Public comment: Several residents registered concerns before and during the hearing. Greg Carr, a San Ramon resident, asked the commission to “see what was asked, what’s required, and what’s been provided” for park space and for clarity on how development agreements had been implemented. Susie Ferris Inderkum, who addressed both BR11 and the separate BR3A item, wrote and spoke that she is concerned that moving multiple affordable units to a single off-site parcel could allow multiple developers to avoid building affordable units on their own project sites. She asked the city to publish a table showing acreage dedicated and the counts of units moved to ensure the math “adds up.” Brian Swanson and Jim Blickenstaff submitted written comments, which staff acknowledged and included in the public record.

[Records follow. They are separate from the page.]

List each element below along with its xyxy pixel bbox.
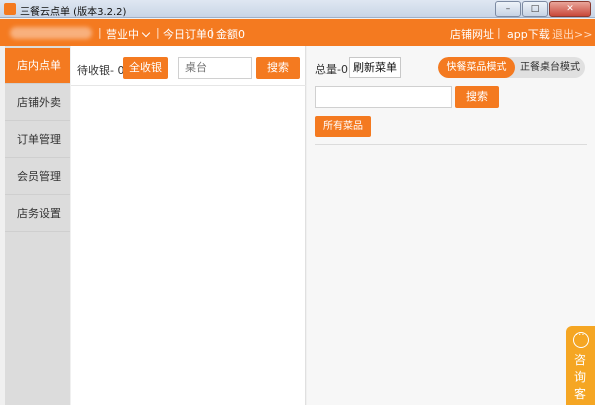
top-bar: | 营业中 | 今日订单0 | 金额0 店铺网址 | app下载 退出>>	[0, 19, 595, 46]
customer-service-label: 咨询客服	[574, 353, 587, 405]
business-status-dropdown[interactable]: 营业中	[106, 26, 151, 42]
order-panel: 待收银- 0 全收银 搜索	[71, 46, 306, 405]
maximize-button[interactable]: □	[522, 1, 548, 17]
app-logo-icon	[4, 3, 16, 15]
category-all-dishes[interactable]: 所有菜品	[315, 116, 371, 137]
pending-checkout-label: 待收银- 0	[77, 64, 125, 77]
total-quantity-label: 总量-0	[315, 63, 348, 76]
logout-link[interactable]: 退出>>	[552, 26, 592, 42]
order-panel-header: 待收银- 0 全收银 搜索	[71, 52, 306, 86]
window-controls: – □ ✕	[494, 1, 591, 17]
sidebar-item-orders[interactable]: 订单管理	[5, 122, 70, 158]
business-status-label: 营业中	[106, 28, 139, 41]
minimize-button[interactable]: –	[495, 1, 521, 17]
sidebar-item-takeout[interactable]: 店铺外卖	[5, 85, 70, 121]
close-button[interactable]: ✕	[549, 1, 591, 17]
sidebar-item-settings[interactable]: 店务设置	[5, 196, 70, 232]
table-search-input[interactable]	[178, 57, 252, 79]
store-url-link[interactable]: 店铺网址	[450, 26, 494, 42]
fast-food-mode-tab[interactable]: 快餐菜品模式	[438, 57, 515, 78]
table-mode-tab[interactable]: 正餐桌台模式	[515, 57, 585, 78]
dish-search-button[interactable]: 搜索	[455, 86, 499, 108]
separator: |	[497, 26, 501, 39]
window-titlebar: 三餐云点单 (版本3.2.2) – □ ✕	[0, 0, 595, 18]
dish-search-input[interactable]	[315, 86, 452, 108]
chat-bubble-icon	[573, 330, 589, 348]
mode-toggle: 快餐菜品模式 正餐桌台模式	[438, 57, 585, 78]
menu-panel: 总量-0 刷新菜单 快餐菜品模式 正餐桌台模式 搜索 所有菜品	[307, 46, 595, 405]
today-amount: 金额0	[216, 28, 245, 41]
table-search-button[interactable]: 搜索	[256, 57, 300, 79]
store-name-blurred	[10, 27, 92, 39]
divider	[315, 144, 587, 145]
chevron-down-icon	[141, 28, 151, 38]
sidebar-item-dine-in[interactable]: 店内点单	[5, 48, 70, 84]
today-orders: 今日订单0	[163, 28, 214, 41]
separator: |	[98, 26, 102, 39]
separator: |	[156, 26, 160, 39]
checkout-all-button[interactable]: 全收银	[123, 57, 168, 79]
customer-service-tab[interactable]: 咨询客服	[566, 326, 595, 405]
sidebar: 店内点单 店铺外卖 订单管理 会员管理 店务设置	[5, 46, 70, 405]
refresh-menu-button[interactable]: 刷新菜单	[349, 57, 401, 78]
app-download-link[interactable]: app下载	[507, 26, 550, 42]
window-title: 三餐云点单 (版本3.2.2)	[20, 7, 127, 18]
sidebar-item-members[interactable]: 会员管理	[5, 159, 70, 195]
separator: |	[210, 26, 214, 39]
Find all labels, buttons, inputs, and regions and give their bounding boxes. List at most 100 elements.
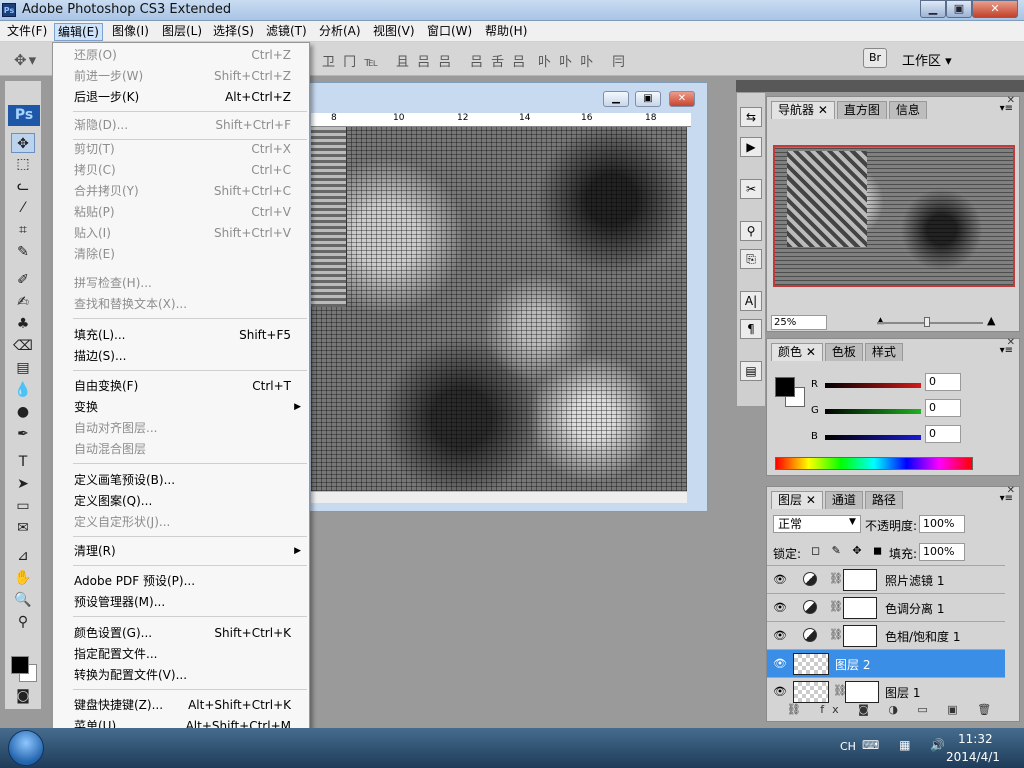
start-button[interactable] [8, 730, 44, 766]
edit-menu-item[interactable]: 指定配置文件... [53, 644, 309, 664]
history-brush-icon[interactable]: ⌫ [11, 336, 35, 356]
shape-tool-icon[interactable]: ✉ [11, 518, 35, 538]
link-icon[interactable]: ⛓ [829, 572, 843, 585]
tab-styles[interactable]: 样式 [864, 343, 903, 361]
bridge-icon[interactable]: Br [863, 48, 887, 68]
panel-menu-icon[interactable]: ▾≡ [1000, 103, 1013, 114]
edit-menu-item[interactable]: 后退一步(K) Alt+Ctrl+Z [53, 87, 309, 107]
color-spectrum[interactable] [775, 457, 973, 470]
pen-tool-icon[interactable]: T [11, 452, 35, 472]
foreground-swatch[interactable] [775, 377, 795, 397]
hand-tool-icon[interactable]: 🔍 [11, 590, 35, 610]
channel-r-slider[interactable] [825, 383, 921, 388]
edit-menu-item[interactable]: 颜色设置(G)... Shift+Ctrl+K [53, 623, 309, 643]
layer-row[interactable]: 👁 图层 2 [767, 649, 1005, 677]
visibility-eye-icon[interactable]: 👁 [773, 657, 787, 670]
channel-b-input[interactable]: 0 [925, 425, 961, 443]
zoom-out-icon[interactable]: ▲ [877, 316, 884, 326]
tray-icons[interactable]: ⌨ ▦ 🔊 [862, 738, 953, 752]
visibility-eye-icon[interactable]: 👁 [773, 685, 787, 698]
foreground-color-swatch[interactable] [11, 656, 29, 674]
channel-b-slider[interactable] [825, 435, 921, 440]
opacity-input[interactable]: 100% [919, 515, 965, 533]
layer-row[interactable]: 👁 ⛓ 色相/饱和度 1 [767, 621, 1005, 649]
brushes-panel-icon[interactable]: ⚲ [740, 221, 762, 241]
character-panel-icon[interactable]: A| [740, 291, 762, 311]
move-tool-icon[interactable]: ✥ [11, 133, 35, 153]
channel-r-input[interactable]: 0 [925, 373, 961, 391]
navigator-thumbnail[interactable] [773, 145, 1015, 287]
blend-mode-select[interactable]: 正常 [773, 515, 861, 533]
image-canvas[interactable] [311, 127, 687, 491]
gradient-tool-icon[interactable]: 💧 [11, 380, 35, 400]
paragraph-panel-icon[interactable]: ¶ [740, 319, 762, 339]
channel-g-slider[interactable] [825, 409, 921, 414]
layer-thumbnail[interactable] [793, 653, 829, 675]
visibility-eye-icon[interactable]: 👁 [773, 629, 787, 642]
menu-edit[interactable]: 编辑(E) [54, 23, 103, 41]
edit-menu-item[interactable]: 描边(S)... [53, 346, 309, 366]
move-tool-preset-icon[interactable]: ✥▾ [14, 51, 38, 69]
layer-mask-thumbnail[interactable] [843, 625, 877, 647]
tool-presets-icon[interactable]: ✂ [740, 179, 762, 199]
notes-tool-icon[interactable]: ⊿ [11, 546, 35, 566]
menu-view[interactable]: 视图(V) [370, 23, 418, 41]
link-icon[interactable]: ⛓ [829, 600, 843, 613]
doc-close-button[interactable]: ✕ [669, 91, 695, 107]
edit-menu-item[interactable]: 自由变换(F) Ctrl+T [53, 376, 309, 396]
input-language[interactable]: CH [840, 740, 856, 753]
lock-icons[interactable]: ◻ ✎ ✥ ◼ [811, 544, 886, 557]
auto-align-icon[interactable]: 冃 [612, 51, 627, 70]
menu-select[interactable]: 选择(S) [210, 23, 257, 41]
maximize-button[interactable]: ▣ [946, 0, 972, 18]
menu-image[interactable]: 图像(I) [109, 23, 152, 41]
zoom-slider-handle[interactable] [924, 317, 930, 327]
menu-help[interactable]: 帮助(H) [482, 23, 530, 41]
visibility-eye-icon[interactable]: 👁 [773, 601, 787, 614]
edit-menu-item[interactable]: Adobe PDF 预设(P)... [53, 571, 309, 591]
tab-histogram[interactable]: 直方图 [836, 101, 887, 119]
edit-menu-item[interactable]: 填充(L)... Shift+F5 [53, 325, 309, 345]
fill-input[interactable]: 100% [919, 543, 965, 561]
actions-panel-icon[interactable]: ▶ [740, 137, 762, 157]
layer-mask-thumbnail[interactable] [843, 569, 877, 591]
chevron-down-icon[interactable]: ▼ [849, 517, 856, 527]
clone-source-icon[interactable]: ⎘ [740, 249, 762, 269]
blur-tool-icon[interactable]: ● [11, 402, 35, 422]
align-buttons[interactable]: 卫 冂 ℡ [322, 51, 380, 70]
panel-menu-icon[interactable]: ▾≡ [1000, 493, 1013, 504]
layer-comps-icon[interactable]: ▤ [740, 361, 762, 381]
tab-navigator[interactable]: 导航器 ✕ [771, 101, 835, 119]
layer-mask-thumbnail[interactable] [845, 681, 879, 703]
clock-time[interactable]: 11:32 [958, 732, 993, 746]
eraser-tool-icon[interactable]: ▤ [11, 358, 35, 378]
menu-analysis[interactable]: 分析(A) [316, 23, 364, 41]
zoom-field[interactable]: 25% [771, 315, 827, 330]
distribute-buttons[interactable]: 吕 舌 吕 [470, 51, 527, 70]
edit-menu-item[interactable]: 定义图案(Q)... [53, 491, 309, 511]
minimize-button[interactable]: ▁ [920, 0, 946, 18]
clone-stamp-icon[interactable]: ♣ [11, 314, 35, 334]
layer-row[interactable]: 👁 ⛓ 图层 1 [767, 677, 1005, 705]
menu-file[interactable]: 文件(F) [4, 23, 50, 41]
edit-menu-item[interactable]: 定义画笔预设(B)... [53, 470, 309, 490]
zoom-in-icon[interactable]: ▲ [987, 314, 995, 327]
doc-restore-button[interactable]: ▣ [635, 91, 661, 107]
distribute-buttons-2[interactable]: 卟 卟 卟 [538, 51, 595, 70]
zoom-tool-icon[interactable]: ⚲ [11, 612, 35, 632]
edit-menu-item[interactable]: 键盘快捷键(Z)... Alt+Shift+Ctrl+K [53, 695, 309, 715]
tab-swatches[interactable]: 色板 [824, 343, 863, 361]
align-buttons-2[interactable]: 且 吕 吕 [396, 51, 453, 70]
crop-tool-icon[interactable]: ⌗ [11, 220, 35, 240]
zoom-slider[interactable] [877, 322, 983, 324]
tab-channels[interactable]: 通道 [824, 491, 863, 509]
tab-paths[interactable]: 路径 [864, 491, 903, 509]
panel-menu-icon[interactable]: ▾≡ [1000, 345, 1013, 356]
layer-thumbnail[interactable] [793, 681, 829, 703]
layer-mask-thumbnail[interactable] [843, 597, 877, 619]
menu-window[interactable]: 窗口(W) [424, 23, 475, 41]
layer-row[interactable]: 👁 ⛓ 色调分离 1 [767, 593, 1005, 621]
layer-row[interactable]: 👁 ⛓ 照片滤镜 1 [767, 565, 1005, 593]
slice-tool-icon[interactable]: ✎ [11, 242, 35, 262]
layer-footer-buttons[interactable]: ⛓ fx ◙ ◑ ▭ ▣ 🗑 [767, 703, 1019, 721]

Commission discussion: Commissioners and staff emphasized the long public review and the council’s prior approval of the development agreement. Lauren, identified in the hearing as the city’s zoning administrator, explained that the development agreement approved by the council provides the mechanism for transfer and that the Eden site (the former Sunset service center on Camino Ramon) is a different parcel than the BR11 site. Lauren and other staff told commissioners the transferred units are within a block of the originally intended location and that the Eden project is a 100%-affordable development that increases the number of deeply affordable homes available to the city.
Outcome and next steps: The commission moved to adopt Resolution No. 12-25 as amended; the motion passed 4–0–1. Staff noted the Planning Commission action is subject to a 10-day appeal period. The resolution includes a red-lined update to Condition 4 removing an affordable-housing agreement requirement from the BR11 plan and confirms that the Eden Housing approvals will implement the affordable obligations.
Clarifying details captured at the hearing: BR11 original unit count: 195 units; original affordable units required: 29 (10 very low / 5 low / 14 moderate); revised off-site affordable units at Eden: 52 (40 very low / 12 low); on-site parking approved and unchanged: 442 spaces; zoning text amendment effective Nov. 14, 2025, will set new multifamily parking standards that BR11 will exceed by three spaces. Staff identified the Eden site as the former Sunset service center on Camino Ramon and said the transfer was enabled by the development agreement the City Council adopted Sept. 9, 2025.
This item was procedural in that the amendment aligns BR11 entitlements with prior council action; the commission’s approval finalizes the planning-level changes authorized by that development agreement and records the minor exception for on-site parking.